Enfin, sur le dernier point, les patrons ne font aucune objection.
Nous avons tenu à exposer les demandes des cochers et les réponses des patrons, sans prendre aucun parti dans le débat, car la question pendante est d’administration interne.

 

A Couëron
— Voici le texte de l’affiche que M. le maire de Couëron a fait placarder sur les murs de la ville.
Mes chers concitoyens. — M’inspirant uniquement de vos intérêts, qui me sont chers, je VOUS adjure de reprendre demain votre travail. Cette attitude de votre part faciliterait beaucoup, j’en suis persuadé, l’entente avec la Société des fonderies, et éviterait la fermeture des ateliers, dont vous seriez les premiers à souffrir. Toute ma sollicitude vous est acquise ; mais je vous demande, surtout, dans les résolutions à prendre, de ne vous inspirer que de vous-mêmes, de savoir résister aux théories souvent trompeuses que des étrangers à notre ville pourraient vous donner comme la vérité même. Reprenez donc le travail avec confiance sans vous laisser intimider. La municipalité s’engage à protéger efficacement la liberté du travail. Travailleurs ! je compte sur votre sagesse pour hâter la solution d’une crise préjudiciable à tous.
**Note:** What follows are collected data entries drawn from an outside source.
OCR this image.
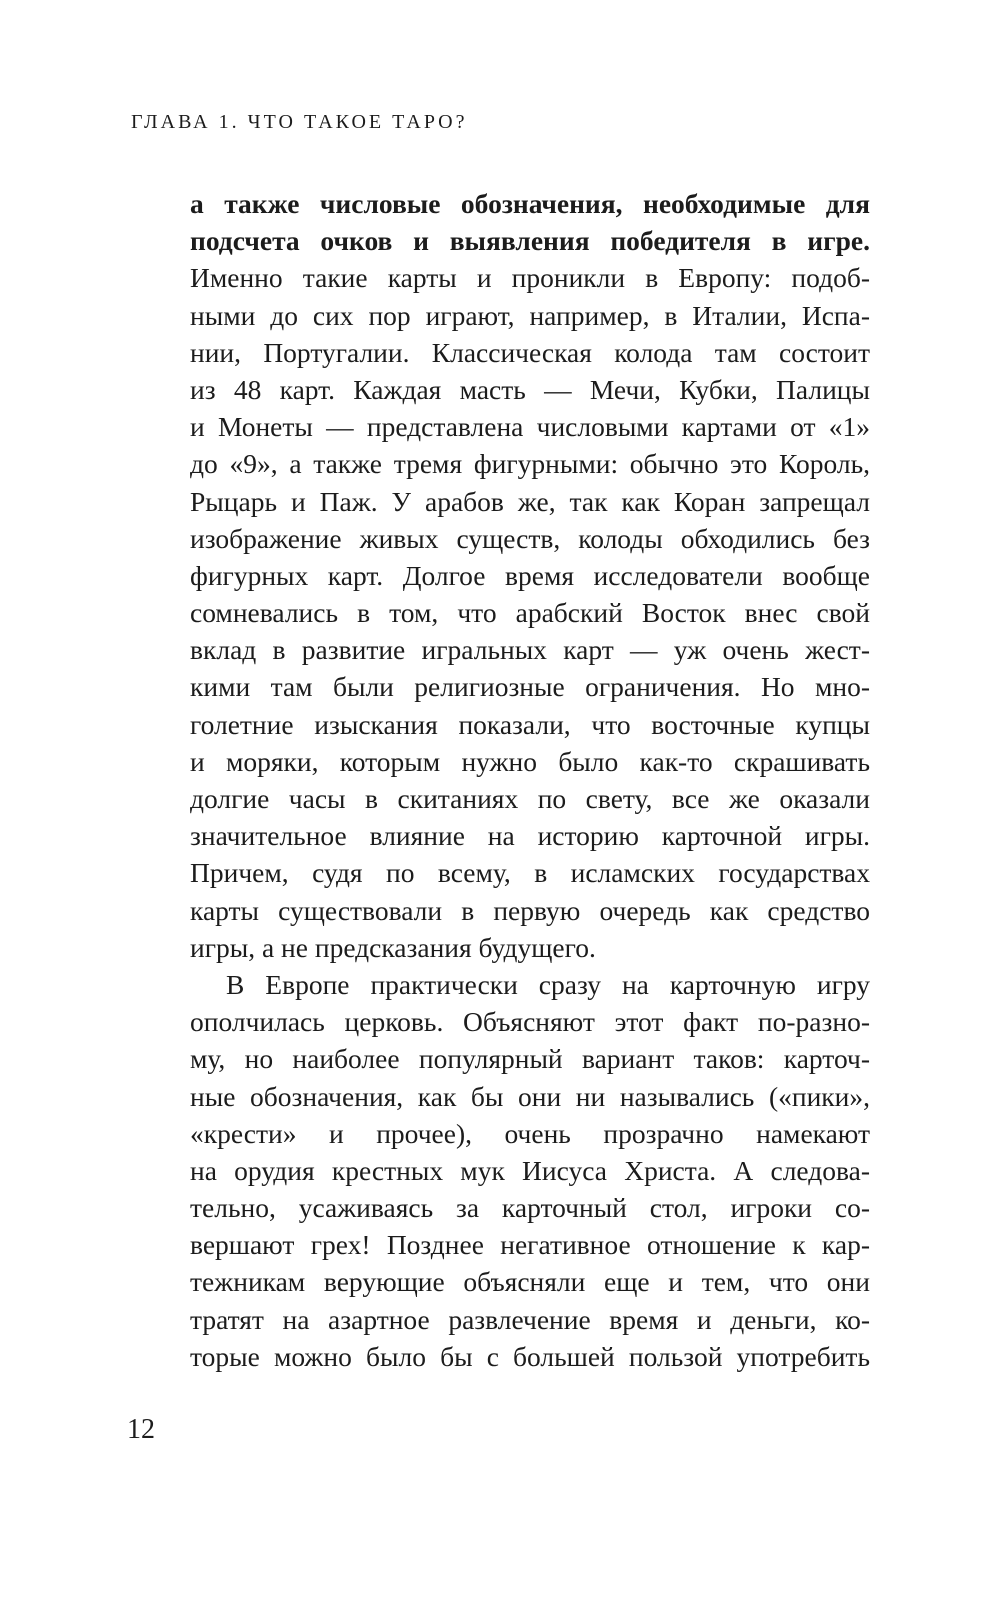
ГЛАВА 1. ЧТО ТАКОЕ ТАРО?
а также числовые обозначения, необходимые для
подсчета очков и выявления победителя в игре.
Именно такие карты и проникли в Европу: подоб-
ными до сих пор играют, например, в Италии, Испа-
нии, Португалии. Классическая колода там состоит
из 48 карт. Каждая масть — Мечи, Кубки, Палицы
и Монеты — представлена числовыми картами от «1»
до «9», а также тремя фигурными: обычно это Король,
Рыцарь и Паж. У арабов же, так как Коран запрещал
изображение живых существ, колоды обходились без
фигурных карт. Долгое время исследователи вообще
сомневались в том, что арабский Восток внес свой
вклад в развитие игральных карт — уж очень жест-
кими там были религиозные ограничения. Но мно-
голетние изыскания показали, что восточные купцы
и моряки, которым нужно было как-то скрашивать
долгие часы в скитаниях по свету, все же оказали
значительное влияние на историю карточной игры.
Причем, судя по всему, в исламских государствах
карты существовали в первую очередь как средство
игры, а не предсказания будущего.
В Европе практически сразу на карточную игру
ополчилась церковь. Объясняют этот факт по-разно-
му, но наиболее популярный вариант таков: карточ-
ные обозначения, как бы они ни назывались («пики»,
«крести» и прочее), очень прозрачно намекают
на орудия крестных мук Иисуса Христа. А следова-
тельно, усаживаясь за карточный стол, игроки со-
вершают грех! Позднее негативное отношение к кар-
тежникам верующие объясняли еще и тем, что они
тратят на азартное развлечение время и деньги, ко-
торые можно было бы с большей пользой употребить
12
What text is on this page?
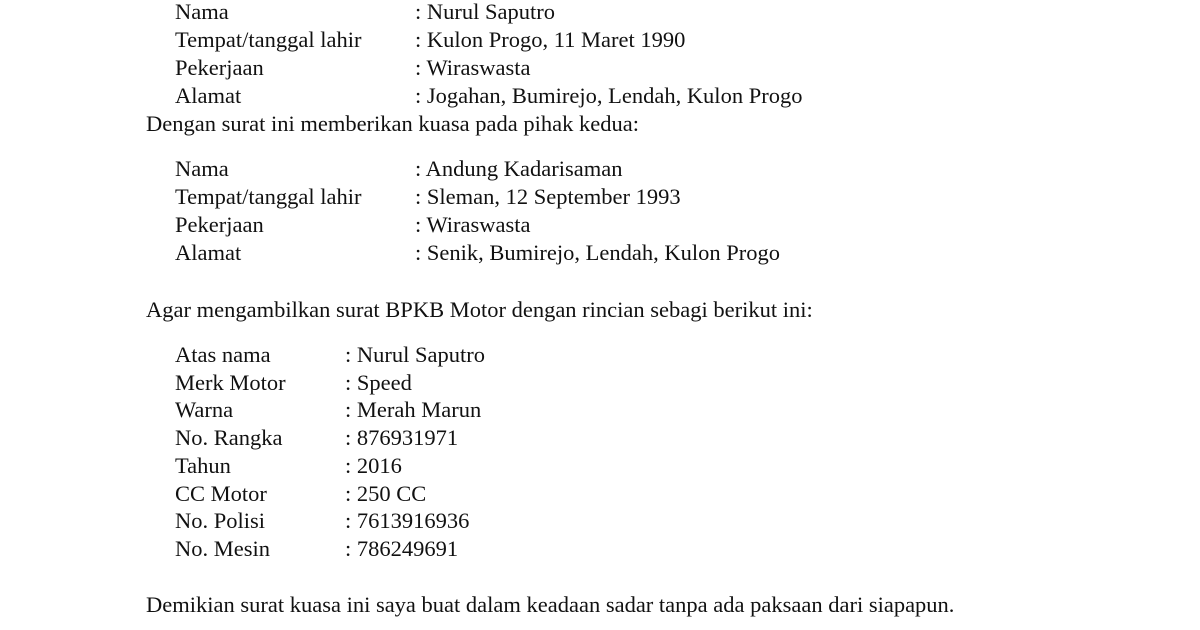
Nama	: Nurul Saputro
Tempat/tanggal lahir : Kulon Progo, 11 Maret 1990
Pekerjaan	: Wiraswasta
Alamat	: Jogahan, Bumirejo, Lendah, Kulon Progo
Nama	: Andung Kadarisaman
Tempat/tanggal lahir : Sleman, 12 September 1993
Pekerjaan	: Wiraswasta
Alamat	: Senik, Bumirejo, Lendah, Kulon Progo
Atas nama	: Nurul Saputro
Merk Motor	: Speed
Warna	: Merah Marun
No. Rangka	: 876931971
Tahun	: 2016
CC Motor	: 250 CC
No. Polisi	: 7613916936
No. Mesin	: 786249691
Dengan surat ini memberikan kuasa pada pihak kedua:
Agar mengambilkan surat BPKB Motor dengan rincian sebagi berikut ini:
Demikian surat kuasa ini saya buat dalam keadaan sadar tanpa ada paksaan dari siapapun.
En mairie, à Couëron, le 7 mai 1893. Le maire de Couëron,

Marcel DE LA PROVOTÉ.

D’autre part, notre correspondant de Couëron nous écrit, lundi, 8 mai :

Nos grévistes ont droit à toutes les félicita¬tions des honnêtes gens pour le calme dont ils n’ont cessé de faire preuve.
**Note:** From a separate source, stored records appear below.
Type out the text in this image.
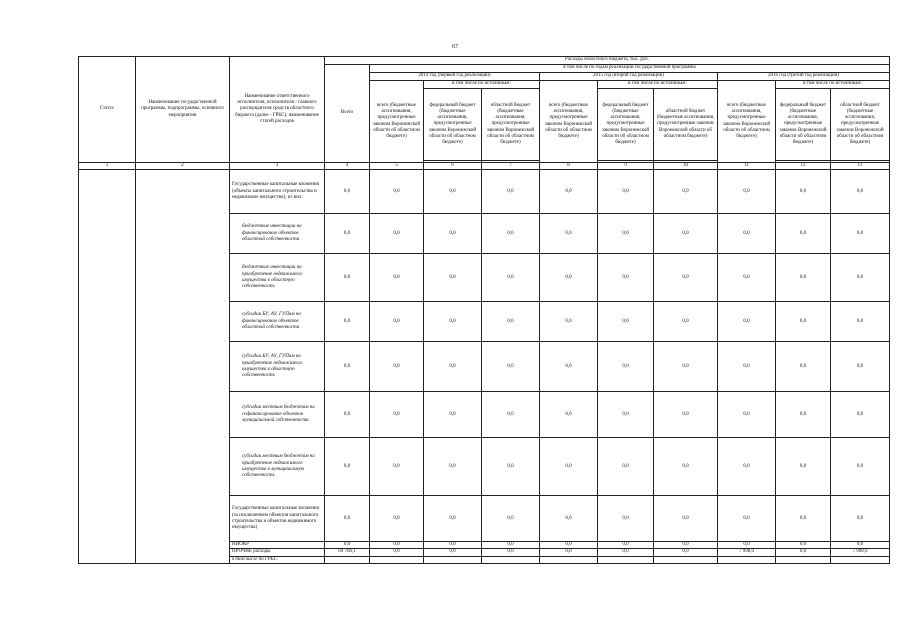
67
Статус	Наименование государственной программы, подпрограммы, основного мероприятия	Наименование ответственного исполнителя, исполнителя - главного распорядителя средств областного бюджета (далее - ГРБС), наименование статей расходов	Расходы областного бюджета, тыс. руб.									
			Всего	в том числе по годам реализации государственной программы								
				2014 год (первый год реализации)			2015 год (второй год реализации)			2016 год (третий год реализации)		
				всего (бюджетные ассигнования, предусмотренные законом Воронежской области об областном бюджете)	в том числе по источникам:		всего (бюджетные ассигнования, предусмотренные законом Воронежской области об областном бюджете)	в том числе по источникам:		всего (бюджетные ассигнования, предусмотренные законом Воронежской области об областном бюджете)	в том числе по источникам:	
					федеральный бюджет (бюджетные ассигнования, предусмотренные законом Воронежской области об областном бюджете)	областной бюджет (бюджетные ассигнования, предусмотренные законом Воронежской области об областном бюджете)		федеральный бюджет (бюджетные ассигнования, предусмотренные законом Воронежской области об областном бюджете)	областной бюджет (бюджетные ассигнования, предусмотренные законом Воронежской области об областном бюджете)		федеральный бюджет (бюджетные ассигнования, предусмотренные законом Воронежской области об областном бюджете)	областной бюджет (бюджетные ассигнования, предусмотренные законом Воронежской области об областном бюджете)

1	2	3	4	5	6	7	8	9	10	11	12	13
		Государственные капитальные вложения (объекты капитального строительства и недвижимое имущество), из них:	0,0	0,0	0,0	0,0	0,0	0,0	0,0	0,0	0,0	0,0
		бюджетные инвестиции на финансирование объектов областной собственности	0,0	0,0	0,0	0,0	0,0	0,0	0,0	0,0	0,0	0,0
		бюджетные инвестиции на приобретение недвижимого имущества в областную собственность	0,0	0,0	0,0	0,0	0,0	0,0	0,0	0,0	0,0	0,0
		субсидии БУ, АУ, ГУПам на финансирование объектов областной собственности	0,0	0,0	0,0	0,0	0,0	0,0	0,0	0,0	0,0	0,0
		субсидии БУ, АУ, ГУПам на приобретение недвижимого имущества в областную собственность	0,0	0,0	0,0	0,0	0,0	0,0	0,0	0,0	0,0	0,0
		субсидии местным бюджетам на софинансирование объектов муниципальной собственности	0,0	0,0	0,0	0,0	0,0	0,0	0,0	0,0	0,0	0,0
		субсидии местным бюджетам на приобретение недвижимого имущества в муниципальную собственность	0,0	0,0	0,0	0,0	0,0	0,0	0,0	0,0	0,0	0,0
		Государственные капитальные вложения (за исключением объектов капитального строительства и объектов недвижимого имущества)	0,0	0,0	0,0	0,0	0,0	0,0	0,0	0,0	0,0	0,0
		НИОКР	0,0	0,0	0,0	0,0	0,0	0,0	0,0	0,0	0,0	0,0
		ПРОЧИЕ расходы	69 766,1	0,0	0,0	0,0	0,0	0,0	0,0	7 998,0	0,0	7 998,0
		в том числе по ГРБС:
Les ouvriers rendent également justice à l’at-titude conciliante du maire et de M. Robert, le sympathique directeur de l’usine.

Ce matin, à 6 heures, une entente étant sur-venue entre le directeur et les grévistes, ceux-ci ont repris le travail. La rentrée dans les ateliers s’est effectuée sans aucun incident.

La grève est donc complètement terminée. — Disons, à ce propos, que, ce matin, est arrivé aux estacades des usines de Couëron, le Jason, steamer anglais, chargé de 800 tonnes de plomb.

Un autre correspondant de Couëron nous donne quelques détails sur les conditions de la rentrée :

Les ouvriers en cuivre, tréfilerie, laminoirs, etc., rentrent aux mêmes conditions. Cependant, ils ont obtenu plusieurs améliorations, telles que la paie régulière tous les quinze jours, qui avait lieu toutes les trois semaines lorsque le 15 ou la fin du mois se trouvait trop près du dimanche.

  1. le directeur leur a promis, en outre, de faire son possible pour obtenir une heure et demie au lieu d’une heure qu’ils ont actuellement pour le repas de onze heures ; diverses améliorations intérieures, etc.

Nous recevons la lettre suivante : Monsieur le Directeur. — J’ai l’honneur de vous informer que l’Association amicale des tapissiers-décorateurs organise une grande kermesse pour le dimanche 11 courant, jour de la Pentecôte, sur le cours de la Republique, avec le concours d’une musique de la ville, d’artistes Nantais et Parisiens. De nombreuses attractions y seront installées, L’Association organise aussi un grand concours de tir à la carabine sous le patronage de la Société de tir de France et d’Algérie, avec des prix très sérieux, lesquels seront exposés, à partir du dimanche 4 courant, chez M. Paul-Renaud, photographe, rue Guépin. Un café-chantant y sera également installé ; les meilleurs amateurs nantais et parisiens s’y feront entendre ; puis, pour clôturer la fête, grande bataille de fleurs.

Veuillez agréer, etc. — Paul PELTIER, président de l’Association.